Of course, it would be illegal for such a drug to be marketed, and for good reason. There is usually a requirement that any new drug be tested on real creatures, such as mice, rats, guinea pigs and so on, before being tested on humans. From the following site:
https://www.ncbi.nlm.nih.gov/books/NBK24645/"Once a drug is shown to be effective in animals and to have a low incidence of side effects, it proceeds to safety assessment testing. These tests are conducted to evaluate drug safety in two different animal species, with animals receiving high doses of the new drug for 30 or 90 days. Animals are carefully monitored for side effects. After the study period, pathologists examine their organs for signs of drug toxicity. This drug safety testing in animals is carried out under guidelines mandated by law through the FDA. It is the last safety testing performed before the drug is given to people for clinical testing."All of those issues you mentioned above, analysing the effects on human health of smog and sulphur emissions, and the effects of aircraft exhaust fumes on ozone, can be examined through the normal processes of testing using the scientific methodology.
My point is that the effect on the global climate of relatively tiny increases of atmospheric CO2, are outside the parameters of the rigorous processes of the scientific methodology. Any certainty expressed about such effects are more to do with religion and/or politics than science.
It's time to get off this hobby horse and realize that more has been done to increase crop yield through plant breeding than will ever be seen from CO2 fertilization which will only play a minor part in things if at all.
What on earth are you talking about! CO2 is the most essential fertilizer of all. Without the fertilization effect of CO2 we'd all be dead. Nothing can grow without the presence of CO2. Even during preindustrial times when atmospheric CO2 was about 60% of current levels, the CO2 still had an essential fertilization effect, but not as great as today.
However, as with anything, too much can cause problems. CO2 levels of 1200 to 1500 ppm tend to have the maximum fertilization effect for some plants.
There are also studies which have investigated the effect of
reduced CO2 levels on plants. Here's a summary of such studies.

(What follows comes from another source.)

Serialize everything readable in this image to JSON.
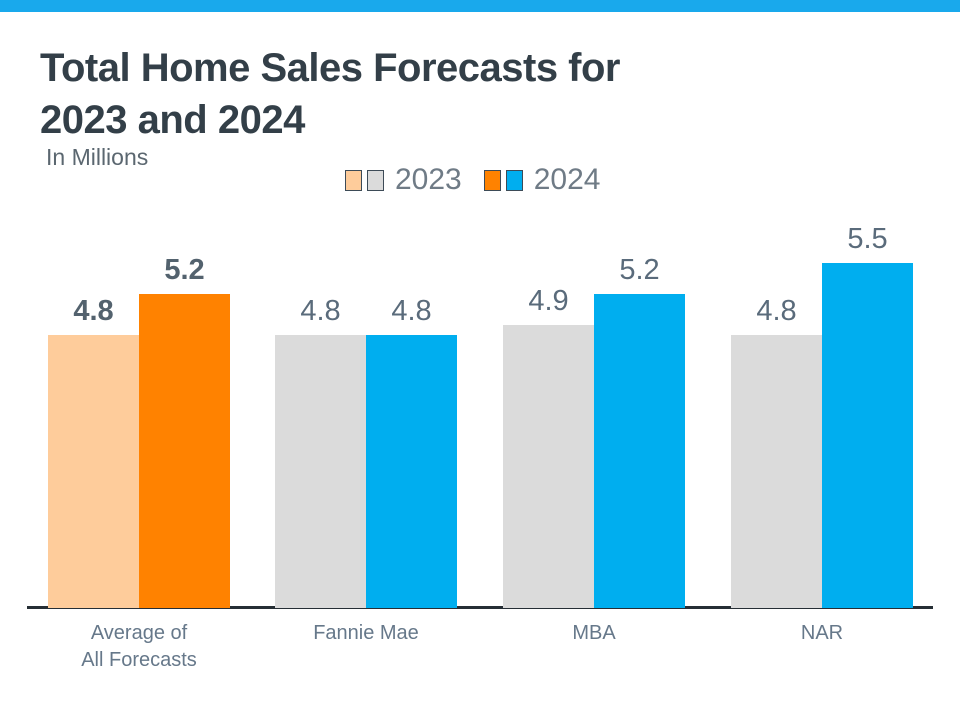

http://onlinelibrary.wiley.com/doi/10.1111/j.1469-8137.2010.03441.x/pdf"Such studies have shown that the average biomass production of modern C3 plants is reduced by c. 50% when grown at low (180–220 ppm) vs modern (350–380 ppm) [CO2], when other conditions are optimal (Sage & Coleman, 2001;
Fig. 5). There is, however, variation in this response among C3 species (Fig. 5), as well as within C3 species, whereby reductions in biomass may vary by 40–70% among genotypes (Ward & Strain, 1997; Hovenden & Schimanski, 2000; Mohan et al., 2004). In addition, as [CO2] declines to 150 ppm, biomass production may be reduced by as much as 92%, as was observed in A. theophrasti (Dipperyet al., 1995; Figs 2, 5)."